Friday, April 02, 2010

The Continued Booing of Carey Price

The other night after a game that Tobalev broadly described as one with lots to take from, the biggest story is that Carey Price received some boos from the fans.

In Montreal's own way, the city has found an incident that no other team would concern itself with, analyzed it and is now onto analyzing the response. In keeping with the level of "commitment", I am prompted to comment on both and then the analysis itself. Maybe we should all be committed.


The boos

Generally I am not a booer. I boo bad calls at games and Bruins goals, but save my voice for cheering. I used to boo more in my youth, and I have booed players on my own team. It's not something I want to vigorously defend. Let's just say there are a lot of things I've grown out of.

But to briefly touch on booing. The stands are a lieu of limited vocab. Nobody really sings in these terraces, so there are essentially two words to choose from: the affirmative (cheer, whistle, clap) or the negative. It's not subtle. The third is the absence of one or the other when it might have belonged – but this is subtle for drunken Molson zoners. Speaking of subtlety, you can see there isn't much. If I want to voice my displeasure over a trade of a player I thought should have stayed, how can I boo Rejean Houle? I might need to use a proxy (or I would have in those student days). If I am booing Mike Cammalleri for bad pass that leads to a goal, will anyone know I'm not booing Price, Gill, Martin?

The sledgehammer subtlety is important here as the Canadiens had just lost. I know some fans, for example, had been booing from the end of the game – every announcement reinvigorating their disappointment. The absence of cheering and some not so clever sheep made this more an issue.


The game Carey had

Carey's last two games have been good ones, two domes and a game puck from us. The fact he lost both is puzzling if you've gone down that wormhole, but all goalies play well and lose. The fans should be able to recognize a good goaltending performance in a loss by now. I would never have come up with this piece myself, but The Other Wing gets it right in message here. The team winning is supposed to be the reason we cheer, write, gripe, etc. Booing Carey after a game like Wednesday's is counterproductive. He didn't deserve intensified booing. He didn't even deserve the absence of cheers.


The season Carey is having

This is where things get muddled. We can all admit that Carey's had some bad luck over two games. What I won't do is go to Stubbs level of hyperbole and call these two games his season in a microcosm. It simply isn't. If these games were a microcosm of his season, there wouldn't have been a remaining fan to keep quiet as the 50 boo-birds carried their tune.

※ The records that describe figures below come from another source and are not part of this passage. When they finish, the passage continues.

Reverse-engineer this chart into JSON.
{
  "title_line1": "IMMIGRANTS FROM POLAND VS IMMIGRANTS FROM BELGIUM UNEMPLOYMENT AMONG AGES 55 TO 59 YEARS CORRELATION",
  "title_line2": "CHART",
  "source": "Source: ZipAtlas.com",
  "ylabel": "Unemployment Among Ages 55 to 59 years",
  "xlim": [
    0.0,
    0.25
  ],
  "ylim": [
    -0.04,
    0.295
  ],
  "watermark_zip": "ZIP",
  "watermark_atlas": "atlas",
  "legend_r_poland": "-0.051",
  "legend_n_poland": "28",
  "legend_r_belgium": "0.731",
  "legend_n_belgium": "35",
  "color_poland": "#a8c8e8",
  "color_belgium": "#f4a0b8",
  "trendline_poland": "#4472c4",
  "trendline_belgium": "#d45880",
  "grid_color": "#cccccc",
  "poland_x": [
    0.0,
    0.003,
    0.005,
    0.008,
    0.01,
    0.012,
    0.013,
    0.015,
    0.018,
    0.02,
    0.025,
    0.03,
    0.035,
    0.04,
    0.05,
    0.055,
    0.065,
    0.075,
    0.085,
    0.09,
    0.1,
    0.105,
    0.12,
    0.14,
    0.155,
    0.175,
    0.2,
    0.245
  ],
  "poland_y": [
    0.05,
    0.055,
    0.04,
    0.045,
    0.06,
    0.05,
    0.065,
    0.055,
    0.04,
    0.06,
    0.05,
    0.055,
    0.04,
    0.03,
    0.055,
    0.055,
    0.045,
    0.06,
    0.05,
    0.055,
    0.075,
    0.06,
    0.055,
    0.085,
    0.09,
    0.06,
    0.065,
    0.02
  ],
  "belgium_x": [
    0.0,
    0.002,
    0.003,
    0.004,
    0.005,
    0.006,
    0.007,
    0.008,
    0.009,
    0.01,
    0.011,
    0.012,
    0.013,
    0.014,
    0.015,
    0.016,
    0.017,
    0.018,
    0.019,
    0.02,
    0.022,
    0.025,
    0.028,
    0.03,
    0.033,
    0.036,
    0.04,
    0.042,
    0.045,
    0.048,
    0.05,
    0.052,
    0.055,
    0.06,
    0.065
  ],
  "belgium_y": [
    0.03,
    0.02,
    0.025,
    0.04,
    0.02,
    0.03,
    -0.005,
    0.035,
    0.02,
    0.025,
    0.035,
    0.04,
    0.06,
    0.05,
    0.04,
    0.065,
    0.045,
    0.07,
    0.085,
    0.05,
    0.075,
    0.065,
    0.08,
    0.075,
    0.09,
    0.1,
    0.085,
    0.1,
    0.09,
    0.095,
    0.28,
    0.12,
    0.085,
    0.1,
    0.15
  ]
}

What we kep getting told, however, is that Carey Price has lost 25 games because the team has let him down. 20 in regulation because the team has let him down. Stubbs talks about the investigative reporting that produced yet another gem on Hockeybuzz:
"Blogger Eric Engels reported yesterday that the Canadiens have scored more than twice in only four of Price's 25 losses this season, including overtime and shootouts. So in 21 games, he needed to allow no more than a single goal for his team to win in regulation time"
It may be true, but why leave out the fact that Carey has actually only posted a save percentage over 0.900 in 7 of those games. And why also leave out that his team won two games where he was below average. His unbalanced bad luck has cost the team 5 losses this season, not 25. Two of those games took place in the past while – we've been dealing with the other three as 15 then 16 then 19 all season long.

He's been unlucky at times, that's true. But a few more wins wouldn't veil the fact that his stats show he's 28th in the league race for least goals allowed per game and that while good (well above replacement level) is not in the echelon of greatness yet with save percentage.

I guess what I'm saying here is that at least 12 of those losses are merited. Had his effort been more Herculean, the tragic references would have rung more true.
Regardless of whether us fans ever accept that, it will be important for Carey himself to realize, admit that. Fueling his notion that he is some snakebit victim of unseen proportion is as counterproductive, if not more so when you consider development and lessons, than the booing from high.


Jacques Martin's response

This whole rant was prompted by Dave Stubbs' article about Jacques Martin. I thought I'd reach the punchline sooner, but here I am.

Stubbs, wholesale believer in the snakebite theory, wanted to hear more from Jacques Martin to bash the fans than this:
"I respect the fans. They pay good dollars to be entertained and they have a right to an opinion," he replied. "As a professional athlete, or a coach, you have to work within the framework.

"Sure I'd like to see better results (for Price), as he would. At the same time, I can't say we lost the game because of him."
As Stubbs points out, it's not exactly forceful.

Rather than taking issue with the lack of expected response, I like to question why. The assumption is that Martin thinks highly of Price and recognizes him now as a convert to hard work every day in practice. It's an assumption. I'm not sure from Martin's muted support that he left that podium regretting he didn't say it Stubbs' way.

That may have been counterproductive too. Maybe not. Heck, it may even be productive. Jacques job is to awaken this sleeping giant from his slumber in Carey- is-just-unlucky-land, not to massage egos or bash 50 loudmouths and 9,000 silent fans (those already sprinting for their cars get reprieve).

Maybe this was just his latest wake-up call.